Meditation is not just a spiritual experience. Technology can make it visible, and science can explain what meditation does to your brain and body.

What Happens to Your Brain When You Meditate?

Brainwaves, or neural oscillations, are rhythmic or repetitive patterns of neural activity in the central nervous system, which can be revealed in specific frequency bands: alpha, delta, theta, beta and gamma. When your mind is in different states, the ratio of each brainwaves changes.

Brainwave Rhythm during Work

Beta wave is dominant when you are focused and alert.

Brainwave Rhythm during Meditation

After you close your eyes and start slow and deep breathing, the alpha wave goes up, and as you go deep into meditation, the theta wave increases.

What Happens to Your Heart Rate When You Have Resonant Breathing?

Heart rate is closely related to the physical state. When you practice meditation in different ways, the heart rate change may increase, decrease or stay smooth. In general, the change in heart rate is disordered. But when you do resonant breathing, you'll see heart rate changes in a certain periodic rhythm, which helps the sympathetic and parasympathetic nervous systems coordinate with each other.

HR Change during Work

In general, the change in heart rate is disordered when you breathe naturally.

Periodical HR Change during Resonant Breathing

Heart rate rises when you breathe in and goes down when breathing out. If you keep resonant breathing, the heart rate changes rhythmically.

How do I Know Whether I’m Dozy or Entering into the Meditative State?

When you step into the sleep stages, your heart rate decreases gradually. While if you enter into the flow state, your heart rate won’t have an apparent drop-off trend. For example, the chart shows the user was much more relaxed and almost fell asleep between 9 and 15 minutes when she did a body-scan session before sleep. Suddenly she woke up and took several deep breaths to help her stay awake.

How to Interpret Session Reports?

There is no "good" meditations or "bad" ones.

Everyone's brainwave is unique. Find your baseline and see how meditation changes your brainwaves. Someone gets the alpha wave beyond beta after he/she closes his/her eyes and starts deep breathing. But someone gets the alpha wave and beta wave entwined with each other. Try some meditation techniques and see what makes difference.

Pay more attention to the trend instead of value.

Does your graph show an increasing trend? Or it's up and down most of the time? It's totally normal that our minds wonder even if we try hard to be focused. Mindfulness training can help you concentrate and be aware of your mind wandering. If your Attention value keeps increasing, congratulations, you are doing quite well.

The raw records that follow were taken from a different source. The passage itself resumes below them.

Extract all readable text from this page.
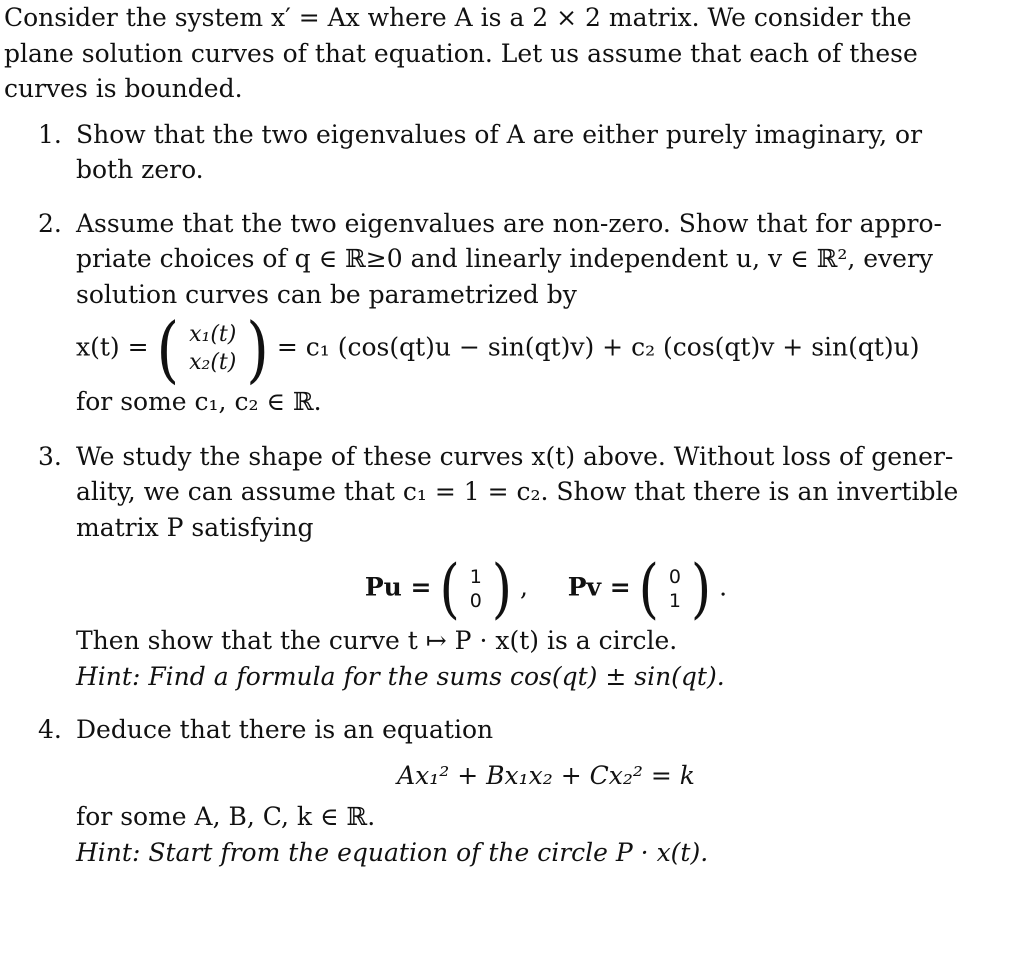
Consider the system x′ = Ax where A is a 2 × 2 matrix. We consider the
plane solution curves of that equation. Let us assume that each of these
curves is bounded.
1. Show that the two eigenvalues of A are either purely imaginary, or
both zero.
2. Assume that the two eigenvalues are non-zero. Show that for appro-
priate choices of q ∈ ℝ≥0 and linearly independent u, v ∈ ℝ², every
solution curves can be parametrized by
x(t) = ( x₁(t)
x₂(t) ) = c₁ (cos(qt)u − sin(qt)v) + c₂ (cos(qt)v + sin(qt)u)
for some c₁, c₂ ∈ ℝ.
3. We study the shape of these curves x(t) above. Without loss of gener-
ality, we can assume that c₁ = 1 = c₂. Show that there is an invertible
matrix P satisfying
Pu = ( 1
0 ) , Pv = ( 0
1 ) .
Then show that the curve t ↦ P · x(t) is a circle.
Hint: Find a formula for the sums cos(qt) ± sin(qt).
4. Deduce that there is an equation
Ax₁² + Bx₁x₂ + Cx₂² = k
for some A, B, C, k ∈ ℝ.
Hint: Start from the equation of the circle P · x(t).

By practicing, you can keep it stable and increase the average.

Be aware of what happening during meditation.

By practicing meditation, you would be more aware of being. Sometimes you may be absent and can't recall what happens. The reports may help you remember those moments and realize how long they last. By practicing, I'm sure you could improve the ability of awareness that you notice what is going on in your head and bring your focus back to the present.

Keep A Closer Eye on Your Long-term Wellness

Long-term Habit Building

Small daily goals, like the ten-minute daily meditation, are good for keeping habits, while it’s also important to leave an eye on habit building in the long term. That is why looking at full 12-month trends can be so insightful.

Long-term Health Trend

Suppose you keep practicing for over a month. In that case, the Trend is a new way to highlight significant changes intelligently and surfaces the information in a way that’s easy to understand, especially when some metrics are less responsive, like HRV.